Tuesday, April 28, 2015

Shadows and Ashes: Remembering Dorothy Day

"They shall beat their swords into plowshares, and their spears into pruning hooks. Nation shall not lift up sword against nation. Neither shall they learn war any more." Isaiah 2:4

I'm at the Isaiah Wall that is directly across the street from the United Nations building. It is 8:30 AM, and across the street delegates to the NPT Non-Proliferation Treaty Review Conference are entering the building as it begins its second day.

Police vans are pulling and making their preparations for the expected onslaught of nuclear abolitionists who will soon arrive for the 9:30 vigil here and the subsequent nonviolent direct action at the US Mission to the United Nations just down the block.

The sun is shining and the tree in front of the Isaiah Wall is bursting with the beauty of Spring. In an instant all this could disappear in a blinding flash and, quite ironically, Isaiah's words just might remain while every living thing around it would be vaporized or incinerated, the shadows created from their ash etched into the stone surface.
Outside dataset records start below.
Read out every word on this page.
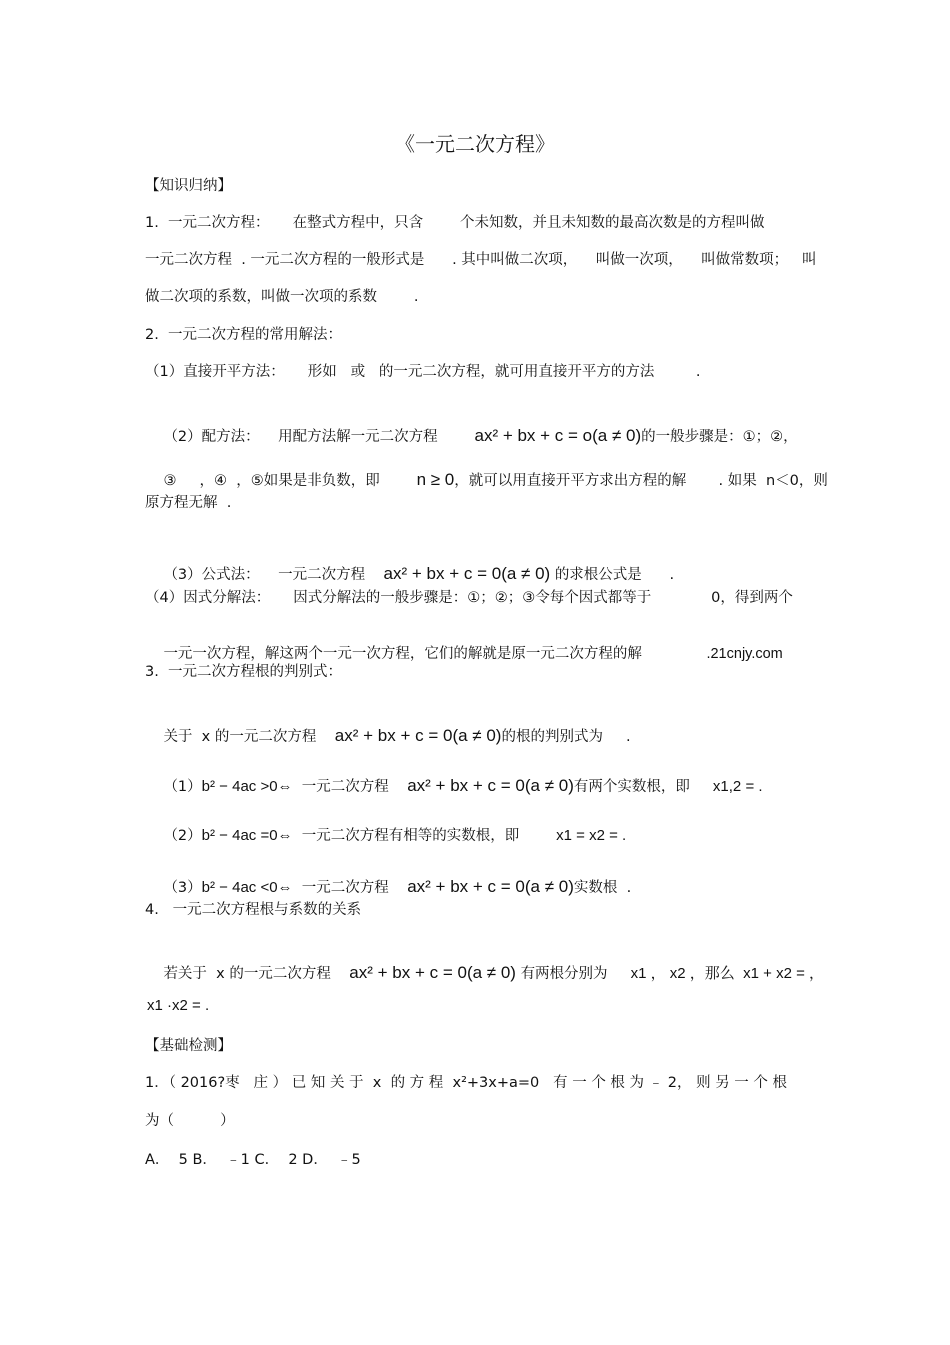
《一元二次方程》
【知识归纳】
1.  一元二次方程：     在整式方程中，只含        个未知数，并且未知数的最高次数是的方程叫做
一元二次方程  . 一元二次方程的一般形式是      . 其中叫做二次项，    叫做一次项，    叫做常数项；   叫
做二次项的系数，叫做一次项的系数        .
2.  一元二次方程的常用解法：
（1）直接开平方法：     形如   或   的一元二次方程，就可用直接开平方的方法         .

（2）配方法：    用配方法解一元二次方程 ax² + bx + c = o(a ≠ 0)的一般步骤是：①；②，

③     ，④  ，⑤如果是非负数，即 n ≥ 0，就可以用直接开平方求出方程的解       . 如果  n＜0，则

原方程无解  .

（3）公式法：    一元二次方程 ax² + bx + c = 0(a ≠ 0) 的求根公式是      .

（4）因式分解法：     因式分解法的一般步骤是：①；②；③令每个因式都等于             0，得到两个

一元一次方程，解这两个一元一次方程，它们的解就是原一元二次方程的解	.21cnjy.com

3.  一元二次方程根的判别式：

关于  x 的一元二次方程 ax² + bx + c = 0(a ≠ 0)的根的判别式为     .

（1）b² − 4ac >0⇔ 一元二次方程 ax² + bx + c = 0(a ≠ 0)有两个实数根，即 x1,2 = .

（2）b² − 4ac =0⇔ 一元二次方程有相等的实数根，即 x1 = x2 = .

（3）b² − 4ac <0⇔ 一元二次方程 ax² + bx + c = 0(a ≠ 0)实数根  .

4.   一元二次方程根与系数的关系

若关于  x 的一元二次方程 ax² + bx + c = 0(a ≠ 0) 有两根分别为 x1 ， x2 ，那么  x1 + x2 = ，

x1 ·x2 = .
【基础检测】
1．（ 2016?枣   庄 ） 已 知 关 于  x  的 方 程  x²+3x+a=0   有 一 个 根 为 ﹣ 2， 则 另 一 个 根
为（          ）
A．  5 B．  ﹣1 C．  2 D．  ﹣5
The letters etched into the stone of the wall are a relatively permanent reminder of the words of the prophet Isaiah who, like most prophets, have been ignored through the centuries by leaders of so many nations and those who follow them blindly into the madness of war.

Yet many people have resisted and called humanity to something better. As I walked up the steps circling up by the wall I saw, at the top of the stairs, an icon of the Cold War - the days of duck and cover, of bomb shelters and mutually Assured Destruction. It was a rusting fallout shelter sign over a nondescript door.

It was a stark reminder of my childhood, when students at my elementary school would walk from the school roughly a mile or two to the nearest official fallout shelter during the many Civil Defense drills held in those days.

It was also a reminder of Dorothy Day and other resisters who, during the Cold War, refused to enter the fallout shelters in New York during the drills, and were arrested for doing so. 

Yes, this actually is a photo (taken with an ancient iPhone) I took
 this morning above a doorway overlooking the Isaiah Wall.
 Some of the participants in today's action will engage in active resistance to the nuclear weapons policies of the US, and in the spirit of Dorothy Day and so many others, blocking the entrances to the US Mission to the United Nations, risking arrest for their actions. The name of today's action is "SHADOWS AND ASHES: Direct Action for Nuclear Disarmament."

We go forward together this morning in the spirit of nonviolence, with Isaiah's words etched on our hearts. May those words reach those gathered at the UN, and may we beat our swords into plowshares, and may we make war no more!